Dix ans déjà ! Dix années que le Festival de Pâques d’Aix‑en‑Provence enchante un public toujours plus nombreux, à la fois local et international, en accueillant phalanges prestigieuses et solistes d’envergure mondiale, mais tout en donnant aussi sa chance à la jeune relève d’artistes à l’orée de carrières prometteuses. Cette 10ème édition ne déroge bien évidemment pas à cette règle que se sont donné Dominique Bluzet et Renaud Capuçon, les deux directeurs artistiques de la manifestation provençale, et c’est ainsi des artistes de la trempe de Martha Argerich, David Fray, Alexandre Kantorow ou Yuja Wang, et des phalanges comme le Budapest Festival Orchestra, l’Orchestre Symphonique National de la RAI, l’Orchestre du Gürzenich de Cologne ou encore l’Orchestre de Paris qui s’illustrent dans la ville du bon Roy René, entre le 31 mars et le 16 avril 2023.
Et en ce mardi 4 avril, c’est une autre des grandes phalanges européennes que le festival met à l’affiche pour cet anniversaire prestigieusement fêté : l’Orchestre Philharmonique Tchèque (Czech Philarmonic), dirigé par Semyon Bychkov (dont il est le directeur musical depuis 2018) – pour une exécution de la monumentale Symphonie N°6 (dite « Tragique ») de Gustav Mahler. Et c’est une lecture équilibrée, puissante et contrastée qu’en offre le chef russo-américain, laissant entrevoir lentement mais sûrement l’émergence de l’ordre à partir du chaos initial, dans un difficile cheminement qui s’avère une constante dans tout l’œuvre symphonique de Gustav Mahler.

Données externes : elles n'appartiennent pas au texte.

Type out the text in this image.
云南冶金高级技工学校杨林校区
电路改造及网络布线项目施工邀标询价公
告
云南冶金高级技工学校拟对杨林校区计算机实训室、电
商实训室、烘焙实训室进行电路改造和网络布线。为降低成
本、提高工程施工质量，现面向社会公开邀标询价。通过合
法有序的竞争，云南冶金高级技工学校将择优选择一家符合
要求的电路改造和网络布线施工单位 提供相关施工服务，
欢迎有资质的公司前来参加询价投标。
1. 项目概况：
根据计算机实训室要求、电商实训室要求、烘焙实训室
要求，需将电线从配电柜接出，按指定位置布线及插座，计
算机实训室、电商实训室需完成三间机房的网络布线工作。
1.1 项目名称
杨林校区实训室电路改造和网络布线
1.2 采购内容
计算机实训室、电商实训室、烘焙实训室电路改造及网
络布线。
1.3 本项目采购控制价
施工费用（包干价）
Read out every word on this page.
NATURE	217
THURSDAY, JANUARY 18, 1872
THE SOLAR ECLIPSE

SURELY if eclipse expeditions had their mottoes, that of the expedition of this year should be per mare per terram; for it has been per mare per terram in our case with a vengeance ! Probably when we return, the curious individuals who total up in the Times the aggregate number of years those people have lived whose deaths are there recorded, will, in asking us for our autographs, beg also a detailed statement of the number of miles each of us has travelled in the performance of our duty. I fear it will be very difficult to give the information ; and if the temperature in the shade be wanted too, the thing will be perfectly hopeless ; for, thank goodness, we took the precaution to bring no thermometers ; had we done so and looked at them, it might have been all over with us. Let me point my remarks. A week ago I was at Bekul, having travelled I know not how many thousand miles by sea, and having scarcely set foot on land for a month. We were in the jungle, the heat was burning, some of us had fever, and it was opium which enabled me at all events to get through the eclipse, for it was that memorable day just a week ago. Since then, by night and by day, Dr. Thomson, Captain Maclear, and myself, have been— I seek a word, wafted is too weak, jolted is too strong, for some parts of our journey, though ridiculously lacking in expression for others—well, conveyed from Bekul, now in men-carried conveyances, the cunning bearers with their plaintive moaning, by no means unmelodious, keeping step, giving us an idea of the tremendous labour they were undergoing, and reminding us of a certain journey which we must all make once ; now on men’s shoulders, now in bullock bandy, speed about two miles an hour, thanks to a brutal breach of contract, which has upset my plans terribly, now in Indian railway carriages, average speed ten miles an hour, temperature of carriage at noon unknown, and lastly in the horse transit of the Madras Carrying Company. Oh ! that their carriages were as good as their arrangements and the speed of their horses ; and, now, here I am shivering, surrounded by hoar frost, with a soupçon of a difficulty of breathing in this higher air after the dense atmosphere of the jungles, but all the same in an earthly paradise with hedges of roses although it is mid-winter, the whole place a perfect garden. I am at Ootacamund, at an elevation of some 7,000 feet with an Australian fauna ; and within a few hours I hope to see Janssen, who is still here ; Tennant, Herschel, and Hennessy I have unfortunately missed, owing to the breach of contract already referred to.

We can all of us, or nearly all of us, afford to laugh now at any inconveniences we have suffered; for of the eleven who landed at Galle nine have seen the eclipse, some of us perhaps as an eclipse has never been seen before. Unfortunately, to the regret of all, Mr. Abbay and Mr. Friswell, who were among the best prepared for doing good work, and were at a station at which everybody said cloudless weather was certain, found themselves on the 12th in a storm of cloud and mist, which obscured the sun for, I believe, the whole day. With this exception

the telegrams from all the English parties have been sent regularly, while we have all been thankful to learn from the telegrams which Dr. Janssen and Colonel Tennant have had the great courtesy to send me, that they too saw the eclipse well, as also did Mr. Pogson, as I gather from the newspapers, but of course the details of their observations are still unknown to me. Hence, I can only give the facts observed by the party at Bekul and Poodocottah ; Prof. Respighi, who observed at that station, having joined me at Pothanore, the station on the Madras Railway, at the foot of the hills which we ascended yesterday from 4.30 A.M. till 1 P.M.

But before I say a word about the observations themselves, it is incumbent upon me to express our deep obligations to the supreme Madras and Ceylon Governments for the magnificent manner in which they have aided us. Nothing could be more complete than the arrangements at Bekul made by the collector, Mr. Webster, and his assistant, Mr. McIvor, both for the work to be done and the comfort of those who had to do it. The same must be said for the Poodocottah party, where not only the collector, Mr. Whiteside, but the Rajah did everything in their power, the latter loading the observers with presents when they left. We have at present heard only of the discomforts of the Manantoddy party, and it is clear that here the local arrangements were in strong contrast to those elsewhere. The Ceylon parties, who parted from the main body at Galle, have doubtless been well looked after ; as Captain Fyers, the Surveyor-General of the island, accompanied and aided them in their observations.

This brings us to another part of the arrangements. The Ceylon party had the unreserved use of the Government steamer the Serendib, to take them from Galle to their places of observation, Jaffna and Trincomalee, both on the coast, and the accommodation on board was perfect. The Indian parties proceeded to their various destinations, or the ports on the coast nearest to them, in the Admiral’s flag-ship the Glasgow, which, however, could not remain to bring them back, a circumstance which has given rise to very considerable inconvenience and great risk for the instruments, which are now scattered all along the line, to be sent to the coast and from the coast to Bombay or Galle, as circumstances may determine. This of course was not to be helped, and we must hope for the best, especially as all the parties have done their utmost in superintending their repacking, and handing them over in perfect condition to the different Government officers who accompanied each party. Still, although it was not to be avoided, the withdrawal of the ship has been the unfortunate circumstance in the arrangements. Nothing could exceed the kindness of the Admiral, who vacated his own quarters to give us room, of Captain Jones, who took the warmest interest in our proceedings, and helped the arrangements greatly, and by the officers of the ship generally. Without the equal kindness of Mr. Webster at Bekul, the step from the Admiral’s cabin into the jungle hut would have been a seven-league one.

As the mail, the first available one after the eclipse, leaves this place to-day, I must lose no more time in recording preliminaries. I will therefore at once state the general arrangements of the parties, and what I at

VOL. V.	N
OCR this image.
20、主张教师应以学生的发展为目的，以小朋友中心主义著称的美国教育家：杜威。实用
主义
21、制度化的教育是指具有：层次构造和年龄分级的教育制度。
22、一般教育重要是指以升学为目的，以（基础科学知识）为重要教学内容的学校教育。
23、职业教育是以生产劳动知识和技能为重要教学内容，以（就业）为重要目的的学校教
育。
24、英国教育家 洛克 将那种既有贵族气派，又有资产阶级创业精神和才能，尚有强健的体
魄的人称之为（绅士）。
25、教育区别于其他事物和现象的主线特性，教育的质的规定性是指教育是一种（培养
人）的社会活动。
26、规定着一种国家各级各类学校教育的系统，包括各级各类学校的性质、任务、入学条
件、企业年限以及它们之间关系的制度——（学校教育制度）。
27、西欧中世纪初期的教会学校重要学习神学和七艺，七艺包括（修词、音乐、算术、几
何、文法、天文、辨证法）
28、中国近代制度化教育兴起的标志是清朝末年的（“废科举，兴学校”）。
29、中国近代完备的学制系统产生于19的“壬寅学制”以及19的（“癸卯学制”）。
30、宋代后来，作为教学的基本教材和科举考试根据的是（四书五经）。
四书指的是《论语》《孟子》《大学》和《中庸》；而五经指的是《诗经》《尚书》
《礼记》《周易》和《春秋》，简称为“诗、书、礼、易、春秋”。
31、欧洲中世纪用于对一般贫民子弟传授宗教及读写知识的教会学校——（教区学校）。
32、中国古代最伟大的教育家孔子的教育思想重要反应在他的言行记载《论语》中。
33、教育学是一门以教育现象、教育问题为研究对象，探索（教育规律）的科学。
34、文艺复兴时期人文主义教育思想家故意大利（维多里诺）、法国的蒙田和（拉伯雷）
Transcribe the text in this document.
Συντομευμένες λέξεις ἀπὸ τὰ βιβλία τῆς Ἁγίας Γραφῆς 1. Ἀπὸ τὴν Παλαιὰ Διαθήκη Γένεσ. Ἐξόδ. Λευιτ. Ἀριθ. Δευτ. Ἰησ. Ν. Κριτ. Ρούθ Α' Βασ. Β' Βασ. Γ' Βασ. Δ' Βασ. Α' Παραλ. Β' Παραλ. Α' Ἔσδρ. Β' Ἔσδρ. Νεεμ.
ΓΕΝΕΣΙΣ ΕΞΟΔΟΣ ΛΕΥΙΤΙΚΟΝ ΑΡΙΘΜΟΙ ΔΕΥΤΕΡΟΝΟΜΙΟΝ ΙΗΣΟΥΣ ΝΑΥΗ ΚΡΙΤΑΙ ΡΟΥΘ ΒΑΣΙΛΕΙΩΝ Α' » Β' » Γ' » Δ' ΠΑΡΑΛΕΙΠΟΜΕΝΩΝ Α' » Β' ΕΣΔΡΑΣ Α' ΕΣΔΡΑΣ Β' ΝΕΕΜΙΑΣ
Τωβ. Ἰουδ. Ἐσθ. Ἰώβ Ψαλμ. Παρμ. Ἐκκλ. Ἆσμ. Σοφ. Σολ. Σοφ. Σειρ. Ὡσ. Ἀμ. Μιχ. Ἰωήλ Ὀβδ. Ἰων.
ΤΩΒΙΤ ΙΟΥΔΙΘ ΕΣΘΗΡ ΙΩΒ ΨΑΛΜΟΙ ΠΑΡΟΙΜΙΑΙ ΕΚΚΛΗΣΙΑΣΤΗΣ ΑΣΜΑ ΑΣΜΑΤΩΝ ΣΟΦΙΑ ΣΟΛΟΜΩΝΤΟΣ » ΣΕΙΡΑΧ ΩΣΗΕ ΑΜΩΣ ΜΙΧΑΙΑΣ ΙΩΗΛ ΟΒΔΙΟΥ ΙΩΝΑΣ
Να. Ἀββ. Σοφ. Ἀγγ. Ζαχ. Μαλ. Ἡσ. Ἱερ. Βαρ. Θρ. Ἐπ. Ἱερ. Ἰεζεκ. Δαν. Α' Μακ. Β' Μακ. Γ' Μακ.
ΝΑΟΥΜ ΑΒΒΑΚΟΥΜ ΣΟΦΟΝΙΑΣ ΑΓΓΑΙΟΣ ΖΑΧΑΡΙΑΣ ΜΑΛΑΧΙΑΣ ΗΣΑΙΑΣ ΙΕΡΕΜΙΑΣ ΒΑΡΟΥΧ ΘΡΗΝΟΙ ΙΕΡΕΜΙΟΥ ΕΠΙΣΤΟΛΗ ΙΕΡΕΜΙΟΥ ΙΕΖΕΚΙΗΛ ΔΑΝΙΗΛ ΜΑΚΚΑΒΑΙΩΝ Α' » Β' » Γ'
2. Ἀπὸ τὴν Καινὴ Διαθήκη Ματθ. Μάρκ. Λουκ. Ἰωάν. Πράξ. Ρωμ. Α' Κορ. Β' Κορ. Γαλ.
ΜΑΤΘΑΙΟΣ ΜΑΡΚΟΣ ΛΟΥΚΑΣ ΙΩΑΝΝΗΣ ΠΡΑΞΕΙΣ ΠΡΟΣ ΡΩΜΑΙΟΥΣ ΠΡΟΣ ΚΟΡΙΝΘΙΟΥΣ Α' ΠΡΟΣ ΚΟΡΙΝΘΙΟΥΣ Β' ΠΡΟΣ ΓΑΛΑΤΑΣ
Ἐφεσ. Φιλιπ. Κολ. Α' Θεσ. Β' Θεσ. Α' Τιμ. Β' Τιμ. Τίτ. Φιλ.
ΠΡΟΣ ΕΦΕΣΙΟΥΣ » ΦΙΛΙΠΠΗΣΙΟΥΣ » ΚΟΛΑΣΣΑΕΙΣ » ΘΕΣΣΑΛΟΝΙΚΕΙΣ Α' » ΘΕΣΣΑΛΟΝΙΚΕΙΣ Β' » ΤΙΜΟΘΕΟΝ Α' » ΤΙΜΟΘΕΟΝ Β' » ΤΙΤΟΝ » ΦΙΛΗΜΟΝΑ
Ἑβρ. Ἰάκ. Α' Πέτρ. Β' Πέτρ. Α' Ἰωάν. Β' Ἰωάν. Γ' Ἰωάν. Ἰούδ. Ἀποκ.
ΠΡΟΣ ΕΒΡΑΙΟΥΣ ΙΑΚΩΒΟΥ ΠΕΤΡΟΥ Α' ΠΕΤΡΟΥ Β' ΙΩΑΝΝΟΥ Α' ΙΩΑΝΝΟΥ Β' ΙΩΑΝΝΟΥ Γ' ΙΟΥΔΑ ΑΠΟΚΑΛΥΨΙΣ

Le premier mouvement, Allegro, débute par une inexorable marche, glaçante, rythmée par les cordes graves d’où émergent des fulgurances de bois. Le phrasé est souple et tendu en même temps, d’une clarté qui donne corps à tous les détails d’une orchestration singulièrement riche où se distingue déjà l’exceptionnel cor solo. La direction engagée et précise de Bychkov transcende musique et musiciens, qui semblent comme subjugués par lui. L’Andante en deuxième position est porté par une poésie poignante exaltée par le hautbois solo, tandis que le Scherzo, cauchemardesque, se déploie suivant un rythme d’une implacable rigueur. Le Finale – à l’aspect d’un titanesque combat entre Dionysos et Apollon -, est superbement conduit : il débute dans un climat d’expectative et de mystère avant que le chaos ne soit remplacé par un ordre nouveau, tout inondé de joie, dans une progression douloureuse que les coups de marteau du destin (par deux fois) ne parviendront pas à stopper, avant que la musique ne s’exhale dans une sérénité toute apollinienne. Du grand art auquel le public adresse un vibrant hommage en multipliant les rappels, pour l’un de ces concerts mémorables qui hantent encore longtemps après les avoir entendus !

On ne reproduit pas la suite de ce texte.